For the first time since 2013, there is potential for corn to represent the highest planted acreage in the United States. This has left agriculturalists wondering what’s going on and why this is happening when corn prices are where they are.
Over the past couple of weeks, there has been significant discussion over the USDA’s Prospective Plantings Report, which estimated corn acres were increased by an approximated 3.7 million acres to 93.6 total million for the coming year. That is up 6% from last year! This has many farmers scratching their heads because corn is more expensive to plant and farmers could lose some money if things don’t go as planned. So, ultimately, what caused farmers to take this risk? Was it because of crop rotation? Is it just time for corn? Is something huge about to happen?

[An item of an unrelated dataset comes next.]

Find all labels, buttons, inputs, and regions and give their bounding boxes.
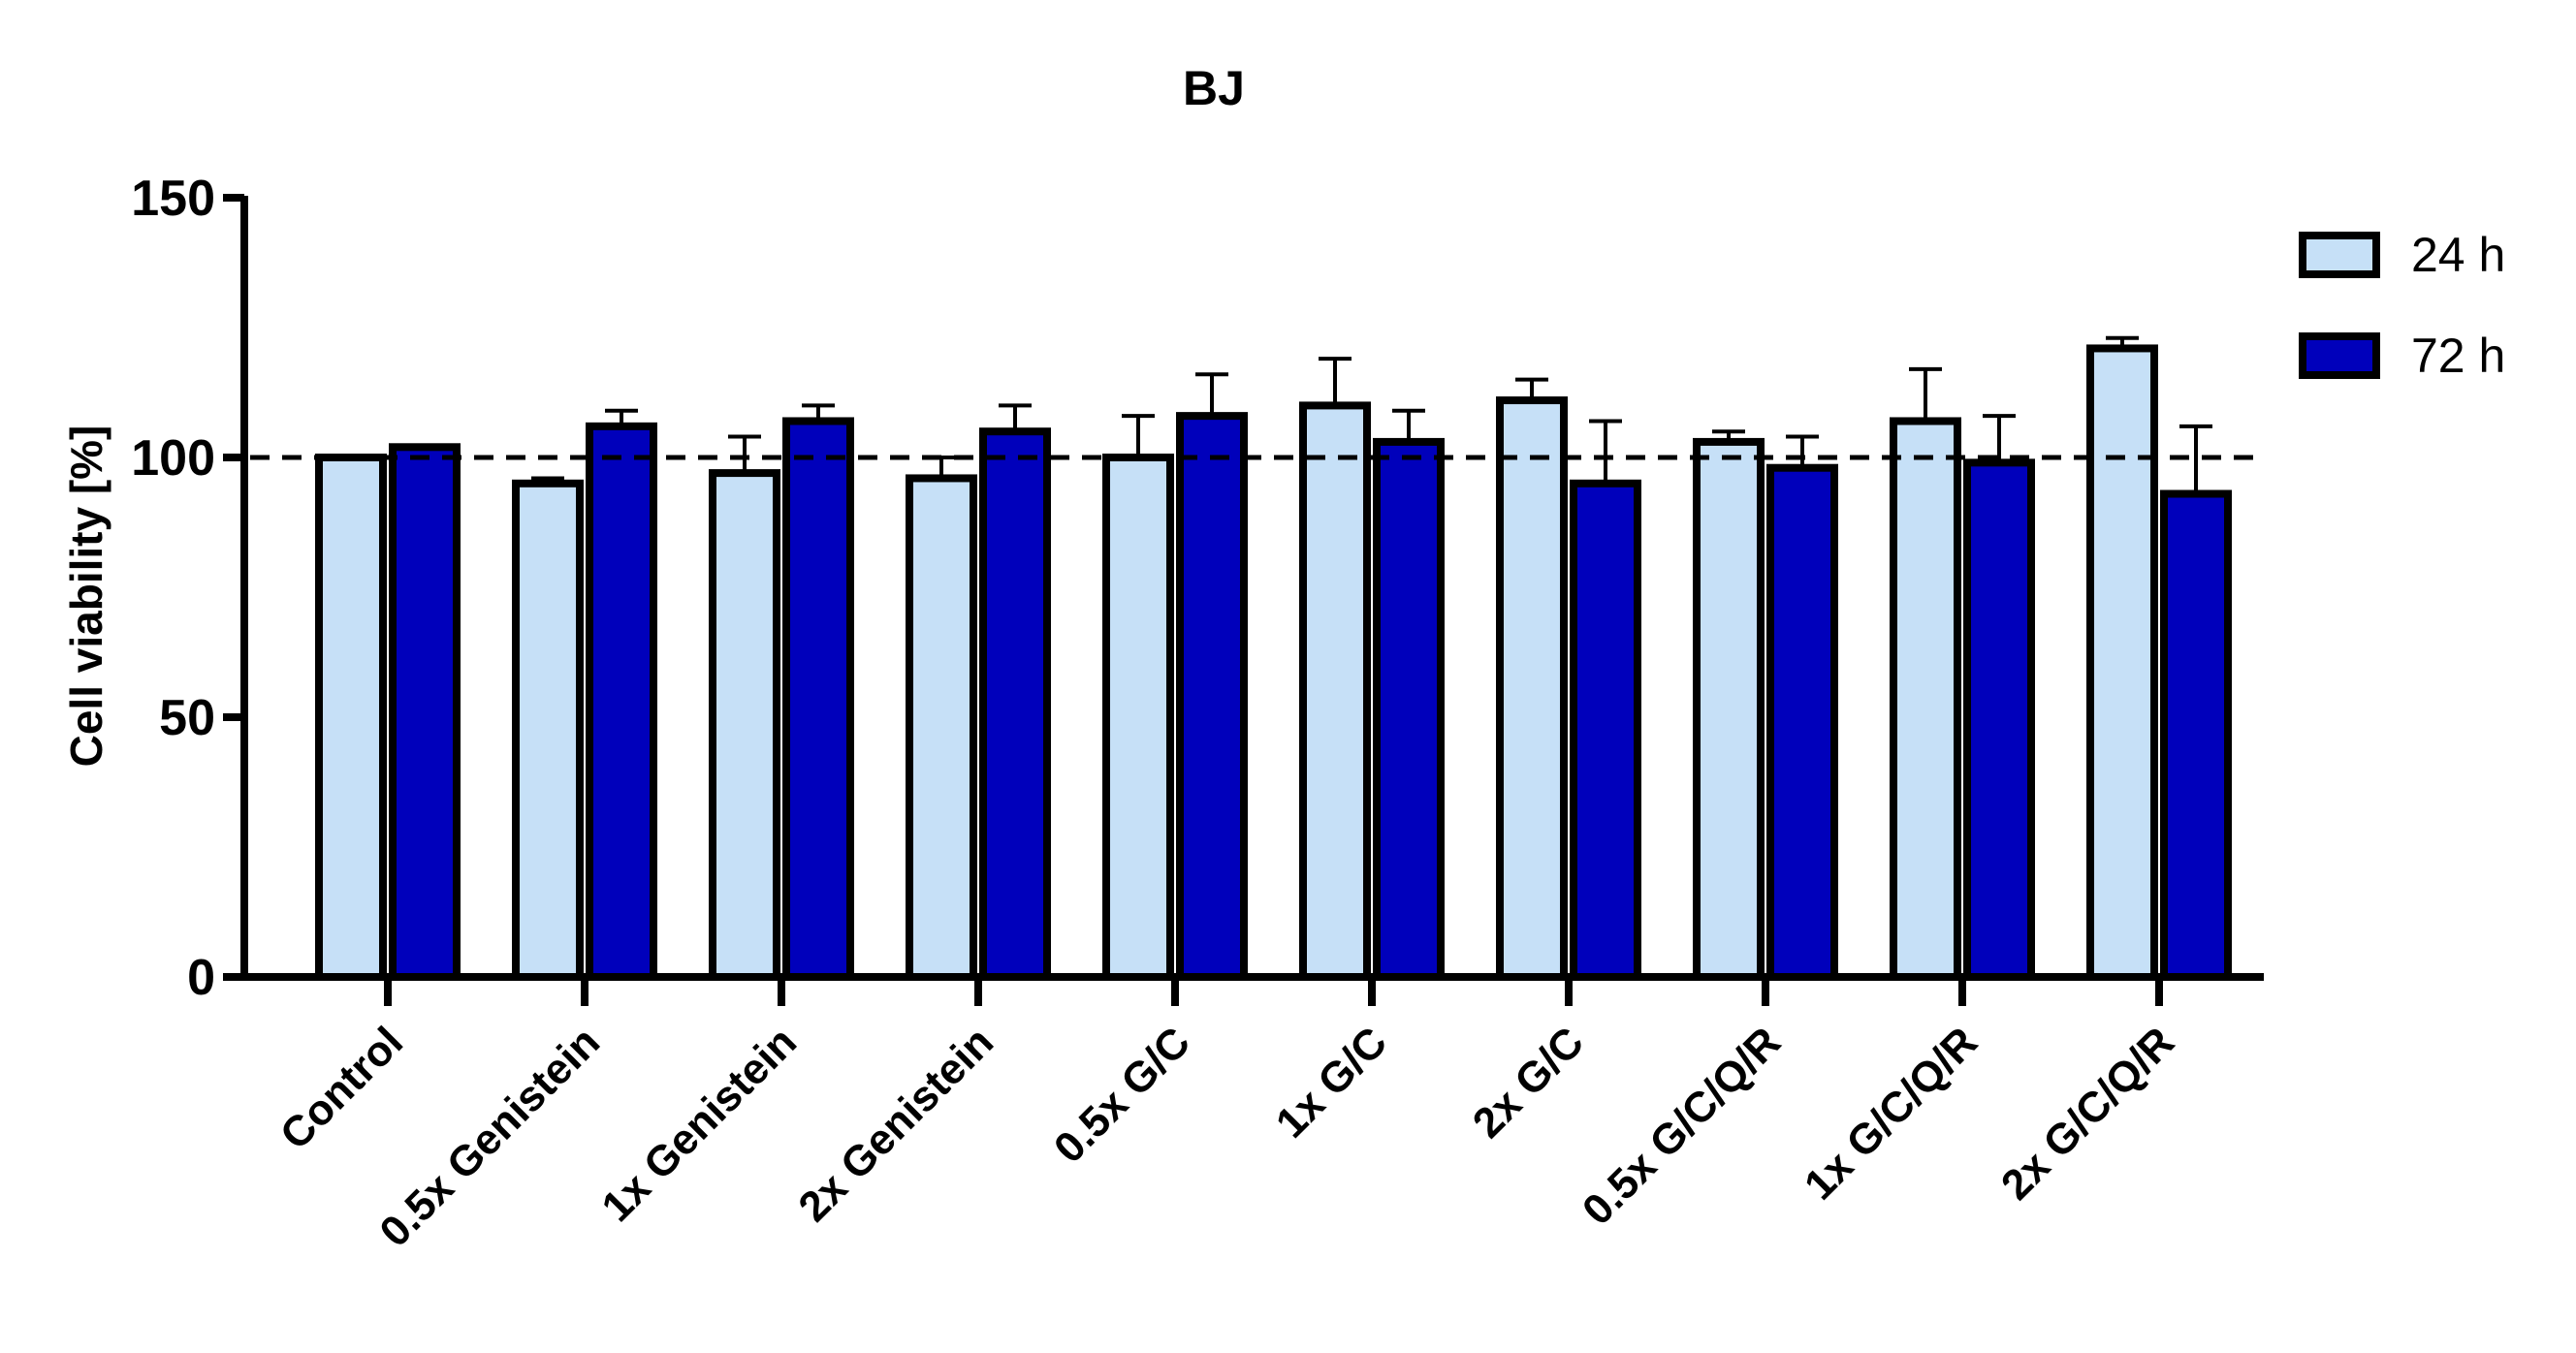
x-tick-label: 1x G/C [1267,1018,1396,1147]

Patrick Holland, a team sales representative of Beck’s Hybrids from Western Illinois says, “Many of the opinions were that even with corn nearing $3.50, there was much more confidence in their [farmers] ability to raise a good corn crop and have certainty they could get closer to breaking even, and hopefully making a little profit this upcoming growing season.” Holland adds, “Corn yields have continued to trend upwards quite drastically, compared to where we have seen soybeans get to over the last 20 years. Across the industry, soybeans have been much more volatile, and the certainty is just not quite there like corn. Soybean yields have seen different bumps with some new technologies, but at $9 or $9.50 beans the margins are just that much tighter than corn.”
Kenton Carley, a corn and soybeans farmer in Eastern Illinois, says that he actually is planting more soybeans this year than normal. He adds that this is mainly because of crop rotation, but also sees less of a risk going into the planting season.“Planting corn is definitely more risky,” states Carley. “However, the reward could be greater with corn. It’s a changing game as it’s played out. The potential is there, but things can change very fast, so I am going to limit as much risk as possible.”
When it comes to spring planting, it is ultimately up to the farmer and what he feels is best for his region and making a profit. Most of the time, this decision is based on crop rotations, but sometimes farmers have to make the tough decisions. As Holland puts it, “Being able to focus on doing the right things, becoming more efficient where possible, and not giving up on yield is where most farmers believed they wanted to put their eggs.” The Prospective Plantings Report may not be what was expected, but we can rest assured that farmers everywhere will be working hard this season to ensure a safe and abundant food supply, no matter what the crop is.